Sometimes I wish we were all just a little simpler, a little bit closer to the extremes of black and white. It would be a lot easier if there were only good guys and bad guys, the fully orthodox and the outright heretic, with no overlap, no shades of gray, nothing in between.
But we are not so simple. They say that a broken clock gets it right twice a day—that is what we say about them, no matter who we and who they are. But then even the best of men are but men at best. We are all deeply flawed. Even our Christian heroes are full of shortcomings and blind spots. I am often amazed at how inconsistent other people are. I shake my head when I see the things they do, when I hear the things they believe—things that are otherwise so at odds with all they hold dear. Why can’t they see it? How can’t they see it? Yet in moments of honest clarity I know that I must be equally inconsistent and that I must be equally blind to my own peculiarities.
I could make a long list of reasons I so value biography, and if I did so this would be right near the top: Biography wrecks the easy categories of all-good and all-bad. A good biography displays its subject in his strengths and his weaknesses, and it does not minimize the tension of paradox. Our heroes have flaws and our villains have virtues.

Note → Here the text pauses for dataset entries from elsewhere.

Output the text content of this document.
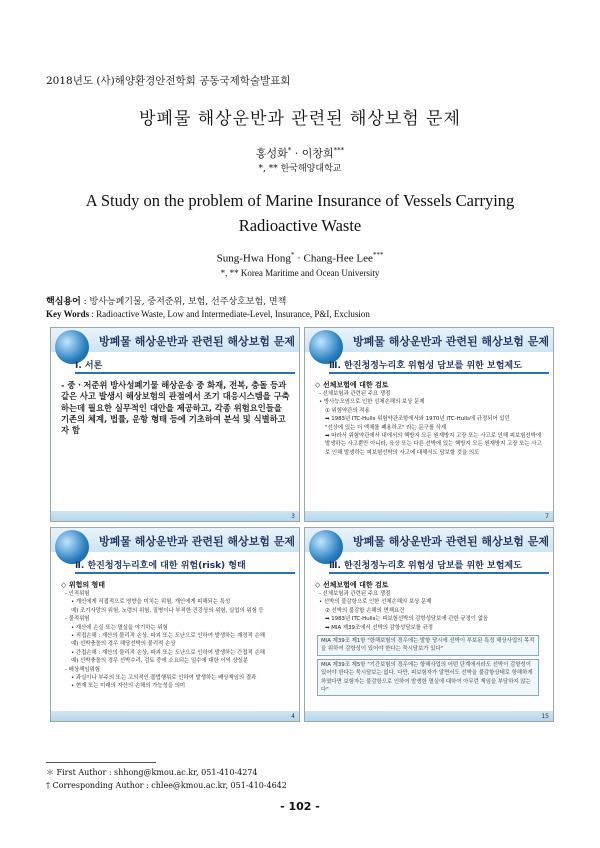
2018년도 (사)해양환경안전학회 공동국제학술발표회
방폐물 해상운반과 관련된 해상보험 문제
홍성화* · 이창희***
*, ** 한국해양대학교
A Study on the problem of Marine Insurance of Vessels Carrying
Radioactive Waste
Sung-Hwa Hong* · Chang-Hee Lee***
*, ** Korea Maritime and Ocean University
핵심용어 : 방사능폐기물, 중저준위, 보험, 선주상호보험, 면책
Key Words : Radioactive Waste, Low and Intermediate-Level, Insurance, P&I, Exclusion
방폐물 해상운반과 관련된 해상보험 문제
Ⅰ. 서론
- 중ㆍ저준위 방사성폐기물 해상운송 중 화재, 전복, 충돌 등과 같은 사고 발생시 해상보험의 관점에서 조기 대응시스템을 구축하는데 필요한 실무적인 대안을 제공하고, 각종 위험요인들을 기존의 체계, 법률, 운항 형태 등에 기초하여 분석 및 식별하고자 함
3
방폐물 해상운반과 관련된 해상보험 문제
Ⅲ. 한진청정누리호 위험성 담보를 위한 보험제도
◇ 선체보험에 대한 검토
- 선체보험과 관련된 주요 쟁점
• 방사능오염으로 인한 선체손해의 보상 문제
① 위험약관의 적용
➡ 1983년 ITC-Hulls 위험약관조항에서와 1970년 ITC-Hulls에 규정되어 있던
"선상에 있는 더 액체를 폐용하고" 라는 문구를 삭제
➡ 따라서 위험약관에서 내에서의 핵방지 모든 원재방지 고장 또는 사고로 인해 피보험선박에 발생하는 사고뿐만 아니라, 육상 또는 다른 선박에 있는 핵방지 모든 원재방지 고장 또는 사고로 인해 발생하는 피보험선박의 사고에 대해서도 담보할 것을 의도
7
방폐물 해상운반과 관련된 해상보험 문제
Ⅱ. 한진청정누리호에 대한 위험(risk) 형태
◇ 위험의 형태
- 인적위험
• 개인에게 직접적으로 영향을 미치는 위험, 개인에게 피해되는 특성
예) 조기사망의 위험, 노령의 위험, 질병이나 부적한 건강상의 위험, 실업의 위험 등
- 물적위험
• 재산에 손실 또는 멸실을 야기하는 위험
• 직접손해 : 재산의 물리적 손상, 파괴 또는 도난으로 인하여 발생하는 재정적 손해
예) 선박충돌의 경우 해당선박의 물리적 손상
• 간접손해 : 재산의 물리적 손상, 파괴 또는 도난으로 인하여 발생하는 간접적 손해
예) 선박충돌의 경우 선박수리, 검토 중에 소요되는 일수에 대한 이익 상실분
- 배상책임위험
• 과실이나 부주의 또는 고의적인 불법행위로 인하여 발생하는 배상책임의 결과
• 현재 또는 미래의 자산의 손해의 가능성을 의미
4
방폐물 해상운반과 관련된 해상보험 문제
Ⅲ. 한진청정누리호 위험성 담보를 위한 보험제도
◇ 선체보험에 대한 검토
- 선체보험과 관련된 주요 쟁점
• 선박의 불감항으로 인한 선체손해의 보상 문제
② 선박의 불감항 손해의 면책요건
➡ 1983년 ITC-Hulls는 피보험선박의 감항성담보에 관한 규정이 없음
➡ MIA 제39조에서 선박의 감항성담보를 규정
MIA 제39조 제1항 "항해보험의 경우에는 발항 당시에 선박이 부보된 특정 해상사업의 목적을 위하여 감항성이 있어야 한다는 묵시담보가 있다"
MIA 제39조 제5항 "기간보험의 경우에는 항해사업의 어떤 단계에서라도 선박이 감항성이 있어야 한다는 묵시담보는 없다. 다만, 피보험자가 알면서도 선박을 불감항상태로 항해하게 하였다면 보험자는 불감항으로 인하여 발생한 멸실에 대하여 아무런 책임을 부담하지 않는다"
15
＊ First Author : shhong@kmou.ac.kr, 051-410-4274
† Corresponding Author : chlee@kmou.ac.kr, 051-410-4642
- 102 -
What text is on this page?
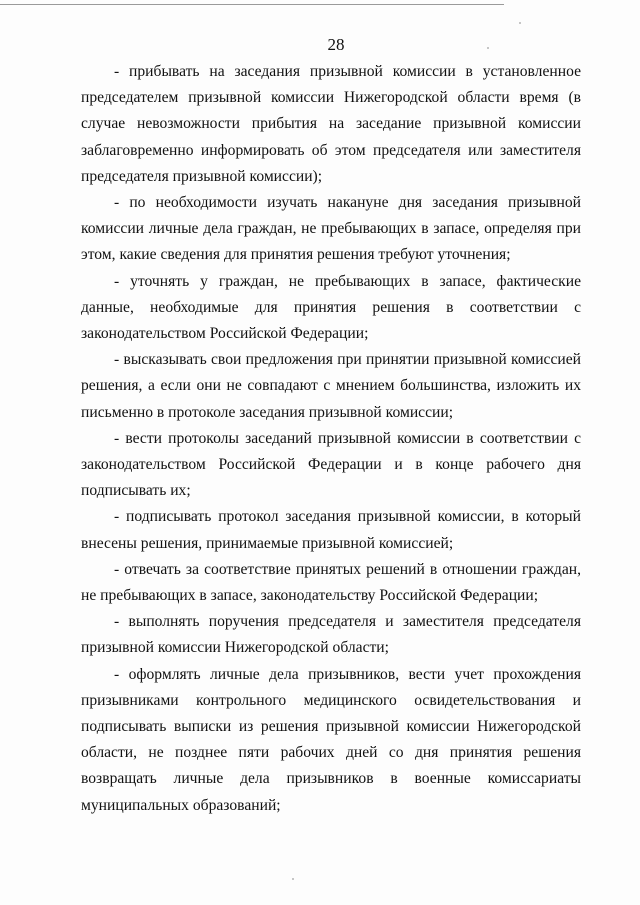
28

- прибывать на заседания призывной комиссии в установленное председателем призывной комиссии Нижегородской области время (в случае невозможности прибытия на заседание призывной комиссии заблаговременно информировать об этом председателя или заместителя председателя призывной комиссии);

- по необходимости изучать накануне дня заседания призывной комиссии личные дела граждан, не пребывающих в запасе, определяя при этом, какие сведения для принятия решения требуют уточнения;

- уточнять у граждан, не пребывающих в запасе, фактические данные, необходимые для принятия решения в соответствии с законодательством Российской Федерации;

- высказывать свои предложения при принятии призывной комиссией решения, а если они не совпадают с мнением большинства, изложить их письменно в протоколе заседания призывной комиссии;

- вести протоколы заседаний призывной комиссии в соответствии с законодательством Российской Федерации и в конце рабочего дня подписывать их;

- подписывать протокол заседания призывной комиссии, в который внесены решения, принимаемые призывной комиссией;

- отвечать за соответствие принятых решений в отношении граждан, не пребывающих в запасе, законодательству Российской Федерации;

- выполнять поручения председателя и заместителя председателя призывной комиссии Нижегородской области;

- оформлять личные дела призывников, вести учет прохождения призывниками контрольного медицинского освидетельствования и подписывать выписки из решения призывной комиссии Нижегородской области, не позднее пяти рабочих дней со дня принятия решения возвращать личные дела призывников в военные комиссариаты муниципальных образований;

A recent biography of A.W. Tozer exposed some of his unusual inconsistencies. Tozer saw his wife’s gifts for hospitality and encouraged her in them; yet he disliked having visitors in his home. He preached about the necessity of Christian fellowship within the family of Christ, yet refused to allow his family or his wife’s family to visit their home. He loved to challenge others with the gospel, yet woefully neglected the mission field of his own family. For every laudable area of his life there seemed to exist an equal and opposite error. No one can doubt his salvation or his love for the Lord, but neither can we or should we overlook such serious sin.
Arnold Dallimore’s biography of Edward Irving, Forerunner of the Charismatic Movement, is haunting. Dallimore grapples with a man who showed genuine fruit of conversion and repentance and who displayed an abundance of love for the Lord, yet who also held to something approximating baptismal regeneration and who elevated miraculous gifts over Scripture. The biography concludes with a tribute from Robert Murray McCheyne who said of Irving, “I look back upon him with awe, as on the saints and martyrs of old. A holy man, in spite of all his delusions and errors. He is now with his God and Saviour, whom he wronged so much, yet, I am persuaded, loved so sincerely.”
There are wolves among the sheep, no doubt. There really are heretics. There are some whose deepest flaw is that they hate God and choose to express that hatred through feigned love.
But there are many more who love the Lord, and yet who bring harm even while they bring such strength. As we survey our local churches, and as we survey our Christian heroes, we see this same paradox, this same tension. At some times and in some ways we all wrong so much the one we love so sincerely. Thank God that he is long-suffering and that he extends grace even to the inconsistent.